The threshold inquiry to be answered is whether the relief here sought may properly be granted in advance of an award. The absence of statutory authority is not an absolute bar to preaward judicial intervention for the purpose of disqualifying an arbitrator. Such intervention has been sanctioned in Western Union Tel. Co. v. Selly (295 N. Y. 395) and in Matter of Pisciotta (Newspaper Enterprises) (5 A D 2d 1014). While the Western Union case was one where a court-appointed arbitrator was disqualified, yet in the Pisciotta case the arbitrators disqualified were those appointed by the parties. While the facts of these cases are not identical with those here involved they bespeak the inherent power of the court to intervene despite the absence *290of statutory authority therefor. In any event, apart from these cases, it is inconceivable that a court of equity must sit idly by and permit an arbitration proceeding to continue where, by reason of the surrounding circumstances, any award made in favor of one party is preordained to be vacated. The courts are not that impotent.
The ultimate question to be answered is whether the facts and circumstances here present are such as to require the exercise of such power. We conclude that they are. Despite the more “ liberal ” standards applicable to a tripartite arbitration an arbitrator is still required to “ possess the judicial qualifications of fairness to both parties so that he may render a faithful, honest and disinterested opinion ” (Matter of American Eagle Fire Ins. Co. v. New Jersey Ins. Co., 240 N. Y. 398, 405 [emphasis supplied]). Thus it has been held that parties may not designate themselves to serve as arbitrators and that, such designation being made, the courts may preliminarily intervene to disqualify such designees. (Matter of Pisciotta [Newspaper Enterprises], supra.)
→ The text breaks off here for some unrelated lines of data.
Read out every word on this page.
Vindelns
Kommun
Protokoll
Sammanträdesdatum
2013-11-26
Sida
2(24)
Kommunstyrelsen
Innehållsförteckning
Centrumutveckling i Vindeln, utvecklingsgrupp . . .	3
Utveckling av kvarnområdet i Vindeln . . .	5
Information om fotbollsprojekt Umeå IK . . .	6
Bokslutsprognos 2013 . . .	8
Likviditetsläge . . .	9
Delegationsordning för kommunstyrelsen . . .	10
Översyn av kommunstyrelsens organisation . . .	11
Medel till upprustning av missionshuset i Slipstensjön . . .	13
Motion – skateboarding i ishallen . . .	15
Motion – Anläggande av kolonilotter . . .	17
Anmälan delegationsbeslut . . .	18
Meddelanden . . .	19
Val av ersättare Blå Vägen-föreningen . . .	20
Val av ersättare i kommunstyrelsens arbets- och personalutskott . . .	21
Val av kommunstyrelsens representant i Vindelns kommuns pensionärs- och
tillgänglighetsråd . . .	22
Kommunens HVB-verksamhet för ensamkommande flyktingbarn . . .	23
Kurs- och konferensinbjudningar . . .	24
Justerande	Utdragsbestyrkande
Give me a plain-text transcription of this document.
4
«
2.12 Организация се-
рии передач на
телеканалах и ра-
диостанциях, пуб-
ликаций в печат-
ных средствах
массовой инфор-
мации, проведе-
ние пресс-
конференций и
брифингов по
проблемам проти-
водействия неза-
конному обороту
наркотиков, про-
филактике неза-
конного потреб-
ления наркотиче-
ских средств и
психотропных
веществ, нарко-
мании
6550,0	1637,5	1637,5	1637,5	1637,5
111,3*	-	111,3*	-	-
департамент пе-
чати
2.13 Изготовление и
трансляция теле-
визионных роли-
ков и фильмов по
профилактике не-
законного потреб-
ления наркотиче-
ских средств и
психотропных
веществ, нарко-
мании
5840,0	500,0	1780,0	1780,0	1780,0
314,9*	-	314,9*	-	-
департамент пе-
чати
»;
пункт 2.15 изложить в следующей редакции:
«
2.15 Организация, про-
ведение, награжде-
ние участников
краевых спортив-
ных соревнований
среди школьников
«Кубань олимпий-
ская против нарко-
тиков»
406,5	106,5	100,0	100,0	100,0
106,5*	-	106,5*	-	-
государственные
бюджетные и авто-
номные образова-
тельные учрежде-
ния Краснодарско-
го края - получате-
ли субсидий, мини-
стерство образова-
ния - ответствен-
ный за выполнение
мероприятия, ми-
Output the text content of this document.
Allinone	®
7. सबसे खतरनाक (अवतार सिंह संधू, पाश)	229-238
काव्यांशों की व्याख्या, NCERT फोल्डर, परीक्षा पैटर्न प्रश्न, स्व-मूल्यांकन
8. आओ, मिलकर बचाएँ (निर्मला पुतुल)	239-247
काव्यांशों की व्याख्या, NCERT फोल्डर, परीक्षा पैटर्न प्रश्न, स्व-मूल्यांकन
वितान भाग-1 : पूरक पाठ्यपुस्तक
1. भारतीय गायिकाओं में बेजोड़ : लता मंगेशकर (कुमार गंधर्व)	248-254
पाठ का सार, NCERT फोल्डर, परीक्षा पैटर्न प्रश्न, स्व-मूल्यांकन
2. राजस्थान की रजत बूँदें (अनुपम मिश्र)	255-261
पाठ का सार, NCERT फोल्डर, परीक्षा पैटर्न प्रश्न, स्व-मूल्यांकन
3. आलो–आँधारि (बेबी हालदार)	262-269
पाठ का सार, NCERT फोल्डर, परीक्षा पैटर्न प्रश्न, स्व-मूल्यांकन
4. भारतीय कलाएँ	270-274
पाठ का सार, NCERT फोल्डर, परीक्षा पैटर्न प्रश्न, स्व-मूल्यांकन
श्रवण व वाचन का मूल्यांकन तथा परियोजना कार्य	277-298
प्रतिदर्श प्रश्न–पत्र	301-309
Disregarding the legal subtleties of the corporate entity but looking rather to the practical side of the corporate existence it is the board of directors that is really the corporation insofar as policy decisions and operations are concerned. [See Matter of Cross & Brown Co. [Nelson], 4 A D 2d 501.) As a practical matter, decisions of the corporation are those made by its board. Thus, in this case the initial refusal of HIP to accede to the, fee requests of the medical groups was a determination made by the HIP board of directors, of which the named arbitrator is a member. He is, therefore, essentially a “ party” to the dispute because he is now asked to sit as an arbitrator to determine the propriety or fairness of a decision in the making of which he participated. HIP, through its designation of its director, has in effect designated itself as one of the arbitrators. We conclude that such director may not sit as an arbitrator and, in the contemplation of the law, he cannot render the requisite “ disinterested ” opinion and that any eventual award in favor of HIP would have to be vacated. Thus, a situation is presented requiring' that the court now intervene and disqualify.
Accordingly, the order granting petitioners’ motion to disqualify the person designated by HIP to serve as an arbitrator should be affirmed, with costs.